Despite support from nephrology societies and availability of the RPA guideline, at least three studies suggest that the nephrology community has not implemented shared decision-making optimally. In a study published in 2019 of 851 Veterans Administration patients with advanced CKD who chose not to start dialysis, the researchers found that these patients faced “immense pressure” to change their mind and start dialysis and that there is a “powerful default” leading to dialysis. In 2020, the same research group found that nephrologists did not have the infrastructure to care for patients who decided not to start dialysis and that they had to help patients navigate a health care system unprepared to deliver active medical care without dialysis.

In an interview study of 35 nephrologists, most reported they had not discussed active medical care without dialysis with their patients who had advanced CKD. Many equated active medical care without dialysis as “no care.”

This finding reinforces earlier studies in which patients reported that nephrologists did not inform them that they had a choice other than starting dialysis.

Next steps

The three remaining challenges for widespread implementation of kidney supportive care are to: 1) educate nephrology clinicians so they have buy-in that certain older patients with advanced CKD may not benefit from dialysis and that it is their ethical responsibility to inform them about active medical care without dialysis as an option; 2) train nephrology clinicians in kidney supportive care skills; and 3) develop a scalable infrastructure model for active medical care without dialysis so that patients’ symptoms are well managed, and they and their families are supported in their decision and receive treatment through the end of life that honors their wishes.

What are the barriers that have kept the recommendations of the guideline from being fully implemented? There are cultural, ethical and economic reasons that have limited uptake of the guidelines.
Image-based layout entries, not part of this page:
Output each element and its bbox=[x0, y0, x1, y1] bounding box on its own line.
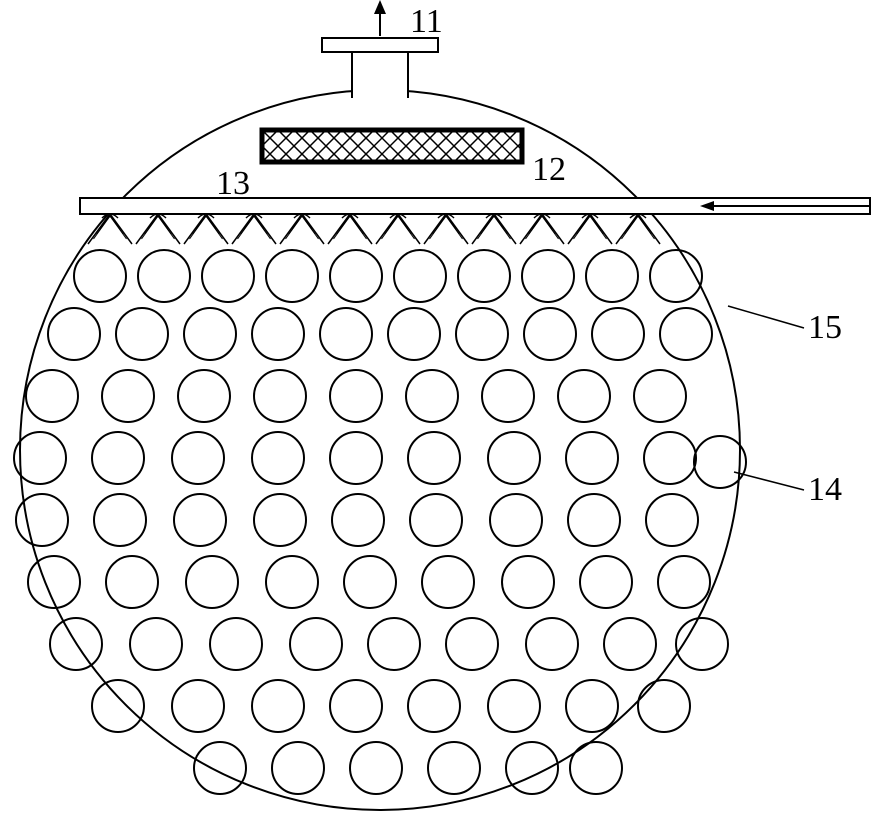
nozzle-neck-mask bbox=[352, 50, 408, 98]
arrow-up-head bbox=[374, 0, 386, 14]
label-14: 14 bbox=[808, 471, 842, 508]
label-13: 13 bbox=[216, 165, 250, 202]
tube bbox=[638, 680, 690, 732]
label-15: 15 bbox=[808, 309, 842, 346]
label-12: 12 bbox=[532, 151, 566, 188]
demister bbox=[230, 130, 550, 162]
label-15-leader bbox=[728, 306, 804, 328]
label-11: 11 bbox=[410, 3, 443, 40]
tube bbox=[570, 742, 622, 794]
nozzle-flange bbox=[322, 38, 438, 52]
label-14-leader bbox=[734, 472, 804, 490]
First, medical anthropologists have described the “biomedicalization of aging” in which the United States has over time adopted the practice of routinely offering older and older patients treatments that would have been unthinkable for someone their age in the past. The public has accepted this phenomenon and often puts pressure on clinicians to treat older patients who have frailty.
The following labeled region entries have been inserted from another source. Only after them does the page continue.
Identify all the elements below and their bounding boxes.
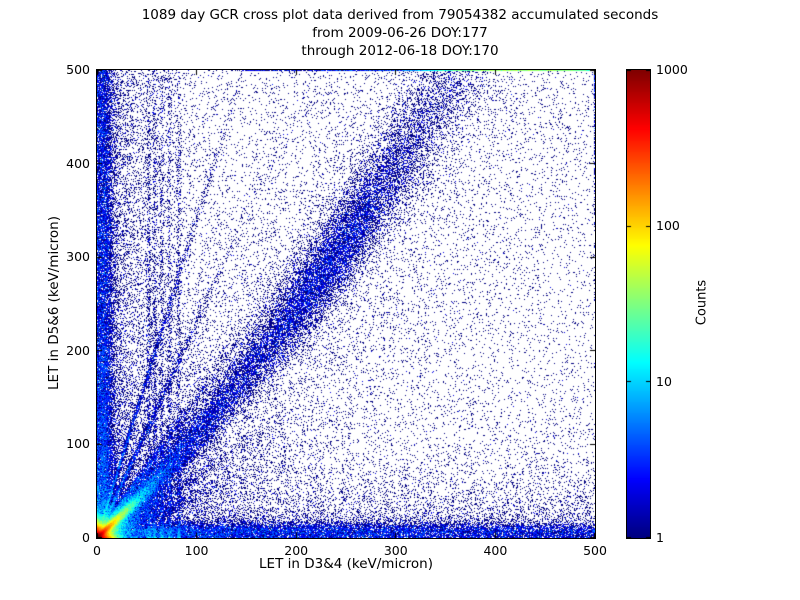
x-tick-label: 0 bbox=[93, 543, 101, 558]
x-tick-label: 300 bbox=[383, 543, 408, 558]
y-tick-label: 0 bbox=[82, 530, 90, 545]
chart-title-line-1: 1089 day GCR cross plot data derived fro… bbox=[141, 7, 659, 23]
y-tick-label: 300 bbox=[66, 249, 90, 265]
y-tick-label: 100 bbox=[66, 436, 90, 452]
x-axis-label: LET in D3&4 (keV/micron) bbox=[259, 556, 433, 572]
density-scatter-canvas bbox=[97, 70, 595, 538]
x-tick-label: 400 bbox=[483, 543, 508, 558]
chart-title-line-2: from 2009-06-26 DOY:177 bbox=[312, 25, 488, 41]
y-tick-label: 500 bbox=[66, 62, 90, 77]
x-tick-label: 100 bbox=[184, 543, 209, 558]
x-tick-label: 500 bbox=[583, 543, 607, 558]
colorbar-tick-label: 1 bbox=[656, 530, 664, 545]
colorbar-gradient-canvas bbox=[627, 70, 650, 538]
y-axis-label: LET in D5&6 (keV/micron) bbox=[46, 216, 62, 390]
plot-area bbox=[96, 69, 596, 539]
chart-title-line-3: through 2012-06-18 DOY:170 bbox=[301, 43, 499, 59]
x-tick-label: 200 bbox=[284, 543, 309, 558]
chart-title: 1089 day GCR cross plot data derived fro… bbox=[0, 6, 800, 60]
colorbar-tick-label: 1000 bbox=[656, 62, 688, 77]
y-tick-label: 200 bbox=[66, 342, 90, 358]
colorbar bbox=[626, 69, 651, 539]
y-tick-label: 400 bbox=[66, 155, 90, 171]
colorbar-tick-label: 100 bbox=[656, 218, 680, 233]
colorbar-tick-label: 10 bbox=[656, 374, 672, 389]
Second, many nephrology clinicians are ethically conflicted and report moral distress if they do not dialyze an older patient even though the patient may not live much longer and might suffer more with treatment. They are not providing patients with shared decision-making, and thus they are compromising the informed consent process. At annual meetings and in communications, nephrology professional societies for physicians, nurses and social workers need to strongly call for robust shared decision-making in which patients are informed of all treatment options, including active medical care without dialysis, and decisions are based on patient values and preferences.

Third, there are perverse financial incentives to nephrology clinicians and dialysis organizations to put as many patients as possible on dialysis. The provision of supportive care and hospice to seriously ill patients with advanced CKD and dialysis is disincentivised by CMS reimbursement policies.

The leadership that led to the shared decision-making clinical practice guideline is needed again to move the care of older patients with kidney disease forward. The nephrology community has dropped the ball on shared decision-making. It is time to pick it up and run with it again.